Les médecins du secteur privé toujours en colère contre le ministre de la Santé
Une assemblée générale aura lieu ce jeudi 12 octobre pour discuter de l'avancement de toutes les revendications et décider d'une mobilisation collective sur le terrain.
Le Collège syndical national des médecins généralistes libéraux (CSNMGL) s'est joint à l'Association nationale des cliniques privées (ANCP) et au Collège syndical national des médecins spécialistes privés (CSNMSP) pour "dénoncer" l'attitude du ministre de la Santé Houcine Louardi.
Ces trois instances affirment avoir été exclues de la réunion tenue le 26 septembre par ce dernier avec d'autres syndicats du secteur, pour promouvoir le dialogue social.
Rappelons que les syndicats qui ont participé à cette réunion avec le ministre sont la Confédération démocratique du travail (CDT), l’Union générale des travailleurs du Maroc (UGTM), le Syndicat indépendant des médecins du secteur public (SIMSP), l’Union nationale du travail au Maroc (UNTM), l’Organisation démocratique du travail (ODT), le syndicat national des médecins généralistes (SNMG), le syndicat national des cliniques privées (SNCP) et le syndicat national des médecins du secteur libéral (SNMSL).
Lors d'un point de presse précédant l'assemblée générale de ce jeudi, ces associations ont mis le doigt sur plusieurs revendications dont:
-la mise en place d’un conseil supérieur de la santé, comme instance politiquement indépendante, en mesure de définir une vision de la santé à long terme;
- et l’organisation des assises de la santé pour définir entre praticiens du secteur, la destinée de la médecine et de la santé. Cette manifestation ne va exclure aucun acteur syndical.

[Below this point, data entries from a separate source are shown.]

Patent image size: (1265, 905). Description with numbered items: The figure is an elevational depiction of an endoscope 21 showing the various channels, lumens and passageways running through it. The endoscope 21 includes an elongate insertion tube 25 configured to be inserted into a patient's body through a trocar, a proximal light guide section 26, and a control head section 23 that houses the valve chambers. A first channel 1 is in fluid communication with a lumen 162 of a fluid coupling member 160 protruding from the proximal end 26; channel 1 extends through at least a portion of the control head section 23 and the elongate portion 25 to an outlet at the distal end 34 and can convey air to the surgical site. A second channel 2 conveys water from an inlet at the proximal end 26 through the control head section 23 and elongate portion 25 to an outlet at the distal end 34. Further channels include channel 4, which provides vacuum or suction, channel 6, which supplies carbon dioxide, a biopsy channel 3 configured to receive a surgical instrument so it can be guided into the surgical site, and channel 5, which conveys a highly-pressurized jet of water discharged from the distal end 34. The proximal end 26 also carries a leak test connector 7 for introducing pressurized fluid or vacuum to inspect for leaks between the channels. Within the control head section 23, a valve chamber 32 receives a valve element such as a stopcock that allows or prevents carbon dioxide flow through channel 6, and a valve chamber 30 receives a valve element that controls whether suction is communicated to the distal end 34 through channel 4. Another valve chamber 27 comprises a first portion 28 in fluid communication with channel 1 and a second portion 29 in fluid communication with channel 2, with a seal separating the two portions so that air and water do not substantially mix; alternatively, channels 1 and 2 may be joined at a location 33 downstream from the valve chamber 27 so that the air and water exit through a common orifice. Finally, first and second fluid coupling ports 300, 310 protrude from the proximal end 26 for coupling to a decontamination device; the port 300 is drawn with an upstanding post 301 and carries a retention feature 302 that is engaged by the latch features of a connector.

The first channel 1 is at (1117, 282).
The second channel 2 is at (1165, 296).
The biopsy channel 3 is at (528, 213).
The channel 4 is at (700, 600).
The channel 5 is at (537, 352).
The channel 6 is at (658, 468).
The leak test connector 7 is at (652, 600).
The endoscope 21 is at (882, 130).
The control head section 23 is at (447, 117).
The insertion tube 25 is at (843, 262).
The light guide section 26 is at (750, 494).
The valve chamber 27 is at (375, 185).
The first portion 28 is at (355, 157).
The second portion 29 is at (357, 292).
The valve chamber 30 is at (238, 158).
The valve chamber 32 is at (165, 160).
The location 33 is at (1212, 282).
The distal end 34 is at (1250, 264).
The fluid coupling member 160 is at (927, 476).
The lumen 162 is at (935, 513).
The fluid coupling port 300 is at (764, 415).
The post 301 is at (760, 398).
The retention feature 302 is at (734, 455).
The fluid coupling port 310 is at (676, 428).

Elles déplorent également l'absence de revalorisation des tarifs des prestations médicochirurgicales, gelés depuis 2006 pour l'Amo et depuis 2002 pour la CMIM (Caisse mutualiste inter-professionnelle marocaine) et la FMSAR (Fédération marocaine des sociétés d'assurances et de réassurance).
Rappelons que la convention nationale de l'Amo devait être revue tous les trois ans, mais aucune modification n'a eu lieu depuis la date de sa mise en place.
Ces associations déplorent aussi:
-l'absence d'équité dans l'offre des soins, étant donné que les taux de couverture maladie sont inégaux entre la Cnops et la CNSS, ce qui constitue un préjudice pour la prise en charge de la santé du citoyen;
-l'inadéquation des lois promulguées sans réelle concertation avec les professionnels du secteur;
-l’abandon du secteur public qui constitue le système primordial de soins au Maroc;
-l'absence d’investissements dans les zones éloignées qui souffrent d’un déficit de soins;
-la tentative d’imposer des normes des cabinets médicaux et des cliniques privées, inadaptées aux réalités fonctionnelles et urbanistiques et au pouvoir d’achat des citoyens;
-Et l’absence de la couverture médicale et de la retraite pour l’ensemble du corps médical du secteur libéral.